As part of the 2016 Peace Agreement, the Colombian government created voluntary crop substitution programmes to help workers and land-owners transition into a legal economy, but they have not been widely adopted.
The United Nations Human Rights Council has reported that programmes in Norte de Santander have been unsuccessful for nearly a decade due to a lack of financing and state implementation, a lack of security in the affected areas, and extortion by armed groups.
Tibú, one of the municipalities to which thousands of people have been displaced, remains dependent on coca, with approximately 52 percent of the department’s plantations.
Tibú was targeted by the Colombian army in the forced eradication campaigns of Plan Colombia under former conservative Colombian President Andres Pastrana and his successor Alvaro Uribe.
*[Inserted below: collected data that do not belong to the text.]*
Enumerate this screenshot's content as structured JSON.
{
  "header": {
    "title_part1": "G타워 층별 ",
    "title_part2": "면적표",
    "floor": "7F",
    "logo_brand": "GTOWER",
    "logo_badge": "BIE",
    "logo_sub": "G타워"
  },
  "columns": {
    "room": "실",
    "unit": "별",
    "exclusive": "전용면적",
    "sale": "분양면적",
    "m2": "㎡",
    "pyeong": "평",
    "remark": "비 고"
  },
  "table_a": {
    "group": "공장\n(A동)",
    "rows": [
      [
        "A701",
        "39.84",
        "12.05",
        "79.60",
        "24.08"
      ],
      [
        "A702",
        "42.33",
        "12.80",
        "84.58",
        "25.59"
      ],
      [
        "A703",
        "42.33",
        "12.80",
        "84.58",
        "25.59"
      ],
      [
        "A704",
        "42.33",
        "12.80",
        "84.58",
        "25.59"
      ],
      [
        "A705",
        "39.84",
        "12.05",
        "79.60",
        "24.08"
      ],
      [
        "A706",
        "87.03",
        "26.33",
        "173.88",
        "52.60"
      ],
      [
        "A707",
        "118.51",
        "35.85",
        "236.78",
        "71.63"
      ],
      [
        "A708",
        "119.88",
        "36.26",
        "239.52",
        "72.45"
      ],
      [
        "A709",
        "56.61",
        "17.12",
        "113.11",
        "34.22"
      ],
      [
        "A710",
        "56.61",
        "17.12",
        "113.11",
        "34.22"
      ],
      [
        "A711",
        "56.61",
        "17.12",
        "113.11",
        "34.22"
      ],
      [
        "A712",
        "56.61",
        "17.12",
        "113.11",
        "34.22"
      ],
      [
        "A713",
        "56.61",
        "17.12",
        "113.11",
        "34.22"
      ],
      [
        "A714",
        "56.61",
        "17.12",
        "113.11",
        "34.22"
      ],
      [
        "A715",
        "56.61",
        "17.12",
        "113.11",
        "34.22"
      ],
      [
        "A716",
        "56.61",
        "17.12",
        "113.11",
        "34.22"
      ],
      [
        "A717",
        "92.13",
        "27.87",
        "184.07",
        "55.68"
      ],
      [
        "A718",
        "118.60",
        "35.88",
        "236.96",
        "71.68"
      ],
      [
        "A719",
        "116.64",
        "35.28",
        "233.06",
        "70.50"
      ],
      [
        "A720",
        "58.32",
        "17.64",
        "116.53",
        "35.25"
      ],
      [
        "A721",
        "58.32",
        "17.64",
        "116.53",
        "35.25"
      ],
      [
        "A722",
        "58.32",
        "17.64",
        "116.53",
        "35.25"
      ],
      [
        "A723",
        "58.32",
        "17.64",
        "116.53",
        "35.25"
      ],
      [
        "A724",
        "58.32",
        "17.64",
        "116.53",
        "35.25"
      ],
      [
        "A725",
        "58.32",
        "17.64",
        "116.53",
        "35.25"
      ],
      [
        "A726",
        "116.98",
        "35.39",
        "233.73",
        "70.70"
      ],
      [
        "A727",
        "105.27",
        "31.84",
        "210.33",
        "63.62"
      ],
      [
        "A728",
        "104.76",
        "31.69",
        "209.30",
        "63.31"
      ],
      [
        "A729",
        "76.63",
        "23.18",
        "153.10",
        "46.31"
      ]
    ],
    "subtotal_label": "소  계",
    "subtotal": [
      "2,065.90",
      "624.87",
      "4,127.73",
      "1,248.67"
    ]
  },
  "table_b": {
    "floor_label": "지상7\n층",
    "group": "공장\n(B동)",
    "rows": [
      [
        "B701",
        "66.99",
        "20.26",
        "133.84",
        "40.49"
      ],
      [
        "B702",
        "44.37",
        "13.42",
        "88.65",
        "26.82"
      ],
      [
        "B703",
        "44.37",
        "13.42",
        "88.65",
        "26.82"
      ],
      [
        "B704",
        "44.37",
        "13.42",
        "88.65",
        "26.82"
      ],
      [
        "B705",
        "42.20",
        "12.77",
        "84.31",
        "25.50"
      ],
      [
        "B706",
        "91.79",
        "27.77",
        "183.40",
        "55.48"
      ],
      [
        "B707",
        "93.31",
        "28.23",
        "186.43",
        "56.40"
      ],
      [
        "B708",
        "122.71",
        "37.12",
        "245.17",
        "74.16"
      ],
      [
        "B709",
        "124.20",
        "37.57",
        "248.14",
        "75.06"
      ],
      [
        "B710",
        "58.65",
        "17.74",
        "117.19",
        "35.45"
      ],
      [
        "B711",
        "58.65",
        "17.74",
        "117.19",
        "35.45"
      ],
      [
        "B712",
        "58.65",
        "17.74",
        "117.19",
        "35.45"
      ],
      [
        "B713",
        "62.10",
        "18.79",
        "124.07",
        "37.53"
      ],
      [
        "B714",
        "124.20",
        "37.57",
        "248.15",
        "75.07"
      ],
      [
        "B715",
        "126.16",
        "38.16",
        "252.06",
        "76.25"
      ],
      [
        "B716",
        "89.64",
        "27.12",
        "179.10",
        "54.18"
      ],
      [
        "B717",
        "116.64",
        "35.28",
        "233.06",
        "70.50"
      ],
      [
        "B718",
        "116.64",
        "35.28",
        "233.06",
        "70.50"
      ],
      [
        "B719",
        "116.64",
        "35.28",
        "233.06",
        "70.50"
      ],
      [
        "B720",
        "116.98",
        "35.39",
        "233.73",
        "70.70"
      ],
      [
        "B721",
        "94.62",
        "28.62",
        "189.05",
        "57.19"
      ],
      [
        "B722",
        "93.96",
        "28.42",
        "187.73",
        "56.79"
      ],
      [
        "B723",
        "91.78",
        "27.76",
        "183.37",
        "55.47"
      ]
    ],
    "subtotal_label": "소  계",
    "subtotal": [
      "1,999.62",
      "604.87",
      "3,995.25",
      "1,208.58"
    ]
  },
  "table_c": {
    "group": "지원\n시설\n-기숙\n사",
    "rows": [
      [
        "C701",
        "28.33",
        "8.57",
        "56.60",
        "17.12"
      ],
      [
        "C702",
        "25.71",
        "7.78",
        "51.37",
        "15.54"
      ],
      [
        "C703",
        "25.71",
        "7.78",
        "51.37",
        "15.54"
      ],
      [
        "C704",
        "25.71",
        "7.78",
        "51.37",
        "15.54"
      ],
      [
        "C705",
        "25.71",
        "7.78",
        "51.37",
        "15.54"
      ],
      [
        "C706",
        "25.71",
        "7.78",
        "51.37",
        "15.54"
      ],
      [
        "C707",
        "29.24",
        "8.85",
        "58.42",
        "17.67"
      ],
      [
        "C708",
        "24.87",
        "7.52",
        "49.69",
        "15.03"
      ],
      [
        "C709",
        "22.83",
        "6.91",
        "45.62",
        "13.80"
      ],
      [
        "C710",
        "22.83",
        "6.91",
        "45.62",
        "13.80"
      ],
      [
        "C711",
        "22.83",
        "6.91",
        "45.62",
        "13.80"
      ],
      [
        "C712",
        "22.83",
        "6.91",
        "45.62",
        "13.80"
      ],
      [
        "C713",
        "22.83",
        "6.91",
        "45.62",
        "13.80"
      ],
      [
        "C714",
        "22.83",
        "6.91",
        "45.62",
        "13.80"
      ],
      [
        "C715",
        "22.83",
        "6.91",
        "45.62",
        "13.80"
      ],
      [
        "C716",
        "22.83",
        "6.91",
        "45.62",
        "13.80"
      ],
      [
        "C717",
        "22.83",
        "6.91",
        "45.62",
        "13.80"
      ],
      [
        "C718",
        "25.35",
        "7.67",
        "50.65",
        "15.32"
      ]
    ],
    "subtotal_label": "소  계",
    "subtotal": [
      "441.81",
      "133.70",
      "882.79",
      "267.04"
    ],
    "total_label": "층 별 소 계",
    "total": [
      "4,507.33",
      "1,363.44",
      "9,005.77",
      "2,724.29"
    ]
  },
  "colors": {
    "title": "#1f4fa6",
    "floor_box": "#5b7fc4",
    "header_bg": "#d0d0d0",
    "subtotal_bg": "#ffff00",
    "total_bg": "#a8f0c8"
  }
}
Thousands of acres of coca fields were besieged by manual destruction and aerial glyphosate spraying—favoured tactics in the U.S. funded “War on Drugs” and anti-communist counterinsurgency. This indiscriminate approach destroyed entire livelihoods, triggered mass protests, escalated violence against civilians, and deepened disenfranchisement.
While Colombia banned glyphosate spraying in 2015, aerial fumigation was renewed under Iván Duque’s government, under pressure from U.S. President Donald Trump in his first term.
Petro halted these programs in 2023, relieving pressure on farmers, Betancourt explained. “However, this occurred amid an economic crisis caused by an oversupply of coca leaf.”
“Although this was an opportunity to develop economic alternatives, unfortunately the State’s response to this crisis was slow and uncoordinated,” Betancourt said. “Today, the coca economy is once again expanding and violence has reached unprecedented levels.”
Aiming to cut regional financing to armed groups, Petro announced in early March that farmers will be paid roughly equivalent to $313USD per month to participate in voluntary crop substitution programmes.
But communities where precarity has been the norm are under even greater pressure from the humanitarian crisis.
Activists have a vigilant eye on the scars of past state violence in Norte de Santander. The appointment of former air force general Pedro Sánchez as Colombia’s new Defence Minister in February–a post held by civilians since 1991–has proven controversial. Sánchez is advocating for increased militarisation in the northeast and continued U.S. military aid as Colombia weighs an arms deal on F-16s.
With armed clashes continuing through February, Petro was criticised for statements on Catatumbo region’s social organisations being proliferated with arms and subordinated to armed groups. Activists have denounced this position as reminiscent of former right-wing governments.
Sánchez’ appointment has isolated and stigmatised the region’s leftist social movement, according to CISCA. “All these practices are typical and expected from right-wing governors, we did not expect them from your government,” they stated.
“This public stigmatisation reinforces the narrative that has historically sought to criminalise social struggles, legitimising the persecution against those who seek to build a country in peace and with social justice,” the José Alvear Restrepo lawyers collective wrote.
With Trump doubling down on an old drug war playbook for Colombia, and Petro already folding to Trump’s executive order to deport Colombians, Catatumbo is now in a critical moment that threatens to deepen social divides.
*** Colombian organisations contacted for comment by FairPlanet did not respond in time for publication.